Cuidado, cuidadín

Cuánta carga emocional, madre mía. Estos días son un máster acelerado en múltiples disciplinas.  Intento digerir todos mis estados emocionales pero a veces se suceden tan rápido que no me es posible.

Estos días me levanto con preciosos regalos. El hecho de estar con mis hijos todo el día me está dando vida y levantarme con mensajes dándome las gracias por escribir….me emociona. Personas que están velando por nuestra salud y por la de las personas enfermas en los hospitales, exhaustas de dar y dar me dan las gracias a mi por escribir al calor y gritos de mi hogar…Gracias a vosotras. Lo seguiré haciendo cada día con más cariño.

Hoy amanece un día soleado y aunque no podamos salir esta luz se agradece. Mis tres desafíos han madrugado y todo ha vuelto a empezar. Para no caer en la rutina cada día hacemos algo diferente (aunque sean tonterías). Más o menos tengo controladas las franjas horarias de los enfados y las conductas aunque hoy….hoy parece que todo empieza antes. La verdad es que me están sorprendiendo porque quien me conoce sabe que mis hijos son muy movidos y lo están llevando bastante bien; el hecho de tener una terraza también ayuda pero creedme que no hay campo suficientemente grande para ellos.

Creo que el vencindario se tiene que saber nuestros nombres, horarios y momentos de enfado porque no escatimamos en información y gritos. Ayer dejé en el ascensor una notita por si alguien necesita algún mandado (me encanta la palabra) y se lo podemos hacer (bueno, se lo puede hacer Jaime que es quien sale). Creo que pronto tendré que escribir otras pidiendo disculpas a los vecinos por los ruidos…

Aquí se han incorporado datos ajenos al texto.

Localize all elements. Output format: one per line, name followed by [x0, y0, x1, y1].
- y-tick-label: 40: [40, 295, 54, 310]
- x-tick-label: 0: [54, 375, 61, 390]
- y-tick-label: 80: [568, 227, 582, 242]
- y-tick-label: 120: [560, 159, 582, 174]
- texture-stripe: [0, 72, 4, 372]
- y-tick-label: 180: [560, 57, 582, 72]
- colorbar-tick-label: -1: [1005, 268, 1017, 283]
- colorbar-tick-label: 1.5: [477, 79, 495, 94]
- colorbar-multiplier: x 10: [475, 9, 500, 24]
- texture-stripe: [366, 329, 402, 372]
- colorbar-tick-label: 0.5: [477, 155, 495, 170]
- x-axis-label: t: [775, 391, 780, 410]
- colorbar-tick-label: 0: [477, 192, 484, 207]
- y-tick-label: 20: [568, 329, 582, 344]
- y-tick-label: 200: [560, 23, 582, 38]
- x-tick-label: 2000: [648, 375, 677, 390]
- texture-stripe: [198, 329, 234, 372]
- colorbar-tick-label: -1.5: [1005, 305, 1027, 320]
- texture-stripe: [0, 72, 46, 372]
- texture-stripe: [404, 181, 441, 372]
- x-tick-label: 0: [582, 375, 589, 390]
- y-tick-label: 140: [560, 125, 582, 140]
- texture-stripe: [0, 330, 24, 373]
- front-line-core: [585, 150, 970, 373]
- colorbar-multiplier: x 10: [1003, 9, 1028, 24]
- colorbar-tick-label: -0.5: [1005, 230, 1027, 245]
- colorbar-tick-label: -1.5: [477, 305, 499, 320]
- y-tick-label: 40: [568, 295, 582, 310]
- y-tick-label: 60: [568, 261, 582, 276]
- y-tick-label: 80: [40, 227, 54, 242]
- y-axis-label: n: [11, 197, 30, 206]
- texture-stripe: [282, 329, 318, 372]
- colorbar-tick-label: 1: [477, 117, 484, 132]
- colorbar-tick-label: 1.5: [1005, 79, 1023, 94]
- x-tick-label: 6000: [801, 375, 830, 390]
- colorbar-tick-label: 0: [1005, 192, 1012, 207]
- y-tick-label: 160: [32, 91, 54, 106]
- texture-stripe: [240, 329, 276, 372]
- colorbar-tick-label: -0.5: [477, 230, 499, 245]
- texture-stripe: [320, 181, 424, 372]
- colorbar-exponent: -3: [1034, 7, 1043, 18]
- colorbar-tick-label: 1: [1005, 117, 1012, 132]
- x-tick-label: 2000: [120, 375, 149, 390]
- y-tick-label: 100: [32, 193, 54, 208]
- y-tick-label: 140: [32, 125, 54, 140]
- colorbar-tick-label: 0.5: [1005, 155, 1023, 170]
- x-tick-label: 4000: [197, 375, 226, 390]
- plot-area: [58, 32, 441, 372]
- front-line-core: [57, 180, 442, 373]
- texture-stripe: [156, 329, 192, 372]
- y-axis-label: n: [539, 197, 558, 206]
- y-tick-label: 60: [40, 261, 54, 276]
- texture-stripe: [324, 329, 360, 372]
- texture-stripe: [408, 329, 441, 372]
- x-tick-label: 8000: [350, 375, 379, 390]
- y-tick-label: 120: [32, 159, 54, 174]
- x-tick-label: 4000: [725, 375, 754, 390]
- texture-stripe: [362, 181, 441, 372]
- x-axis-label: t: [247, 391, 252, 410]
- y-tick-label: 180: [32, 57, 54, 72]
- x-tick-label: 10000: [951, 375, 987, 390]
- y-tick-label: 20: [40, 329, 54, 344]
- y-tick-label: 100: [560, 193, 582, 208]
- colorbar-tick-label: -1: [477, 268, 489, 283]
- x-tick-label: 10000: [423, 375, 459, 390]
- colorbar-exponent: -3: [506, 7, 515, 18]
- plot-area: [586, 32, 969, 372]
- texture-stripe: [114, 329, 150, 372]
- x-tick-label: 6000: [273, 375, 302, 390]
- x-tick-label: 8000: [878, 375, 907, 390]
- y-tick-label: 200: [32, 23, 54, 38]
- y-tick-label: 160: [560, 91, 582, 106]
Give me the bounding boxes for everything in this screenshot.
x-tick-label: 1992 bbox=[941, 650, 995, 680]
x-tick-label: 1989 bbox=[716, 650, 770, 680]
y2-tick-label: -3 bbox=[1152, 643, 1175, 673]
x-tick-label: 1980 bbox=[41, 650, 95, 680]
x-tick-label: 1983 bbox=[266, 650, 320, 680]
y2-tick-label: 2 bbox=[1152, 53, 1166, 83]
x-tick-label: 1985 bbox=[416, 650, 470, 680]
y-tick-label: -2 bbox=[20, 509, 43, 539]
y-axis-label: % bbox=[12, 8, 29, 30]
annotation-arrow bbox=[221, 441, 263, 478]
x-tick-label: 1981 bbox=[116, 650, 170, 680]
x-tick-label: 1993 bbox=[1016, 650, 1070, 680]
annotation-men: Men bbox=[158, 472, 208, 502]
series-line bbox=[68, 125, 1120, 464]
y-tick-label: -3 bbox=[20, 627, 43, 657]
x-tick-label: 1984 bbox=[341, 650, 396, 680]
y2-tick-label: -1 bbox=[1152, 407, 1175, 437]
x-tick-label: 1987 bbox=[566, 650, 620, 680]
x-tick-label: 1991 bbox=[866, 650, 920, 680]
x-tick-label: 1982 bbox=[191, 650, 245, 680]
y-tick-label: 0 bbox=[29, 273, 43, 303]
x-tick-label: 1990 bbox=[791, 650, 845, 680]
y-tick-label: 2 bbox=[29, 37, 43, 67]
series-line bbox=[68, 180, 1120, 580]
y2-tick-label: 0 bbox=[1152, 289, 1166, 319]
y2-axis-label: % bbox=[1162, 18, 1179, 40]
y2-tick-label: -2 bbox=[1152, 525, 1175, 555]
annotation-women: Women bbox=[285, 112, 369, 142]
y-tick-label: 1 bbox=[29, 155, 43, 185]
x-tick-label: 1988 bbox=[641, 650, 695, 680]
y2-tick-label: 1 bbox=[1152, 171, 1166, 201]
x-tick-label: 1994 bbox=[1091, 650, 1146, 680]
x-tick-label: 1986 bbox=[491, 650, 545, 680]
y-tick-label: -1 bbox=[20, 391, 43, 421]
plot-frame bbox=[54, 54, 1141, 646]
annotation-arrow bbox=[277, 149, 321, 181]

Tengo alguna idea que os pueden ayudar a sobrellevar algunas situaciones complicadas y, aunque no son de mi propia creación, quiero hacerme eco de ellas. Ahí van dos de ellas (buenas, bonitas y baratas oiga):

  • Ya sé que no te has olvidado de respirar pero seguramente no seas consciente de que estás respirando y cómo lo estás haciendo. La respiración es energía y vida por lo que coge un ratito y «escucha a tu respiración». Comprobarás que según el estado en que estés es más profunda o superficial, es más rápida o más lenta, es más agitada o relajada. Quienes están enfermos saben bien la importancia de respirar bien; nosotros que podemos, hagámoslo. El caso es que no nos viene nada mal dedicar unos minutos a respirar profundamente y oxigenar bien el cuerpo. Te aseguro que hacerlo te llenará de energía positiva y te ayudará a salir de estados de enfado, frustración, etc. ¿Cómo estás respirando ahora?…Anda, date vida.
  • ¿Cómo te comunicas? «Como puedo» dirás…Estos días es posible que nos comuniquemos más que de costumbre (y con más gente) ya que pasamos más tiempo con la familia y ante una jornada de confinamiento las personas tendemos a usar más el teléfono, el whattsapp, etc. Pues aquí es donde quiero llegar. Acuérdate de que los mensajes a través del móvil o diversas redes sociales sólo utilizan las palabras como elemento de comunicación (bueno, y algún emoticono que se utiliza al libre albedrio). ¿Qué pasa con eso? Pues que el peso de la interpretación se las lleva las palabras y como no hayamos sido cuidadosos con lo que decimos se puede interpretar de forma totalmente diferente. Las palabras hablan del qué decimos; la voz , los gestos y las  posturas de cómo lo decimos.  La voz, los gestos y las posturas son las que marcan la diferencia en la comunicación. Tenlos en cuenta. Si no hay gestos, ni voz ni posturas falta la parte del qué sensación queremos transmitir y la otra parte puede pensar que le estamos echando la bronca cuando sólo queremos desahogarnos, que le estamos señalando con algo cuando sólo queremos hacer una broma, etc. Cuántos conflictos y malos entendidos se han generado a través del Whattsapp o muchas redes sociales por utilizarlo en asuntos para los que no son.Cuando quieras decir algo importante hazlo en persona o sino a través del teléfono pero como utilices otros medios la posibilidad de «liarla» o que te la líen es alta. Debemos utilizar palabras positivas con intenciones constructivas (y, en la intimidad ya nos desahogamos ) porque sino, la cuarentena puede acabar como el rosario de la aurora.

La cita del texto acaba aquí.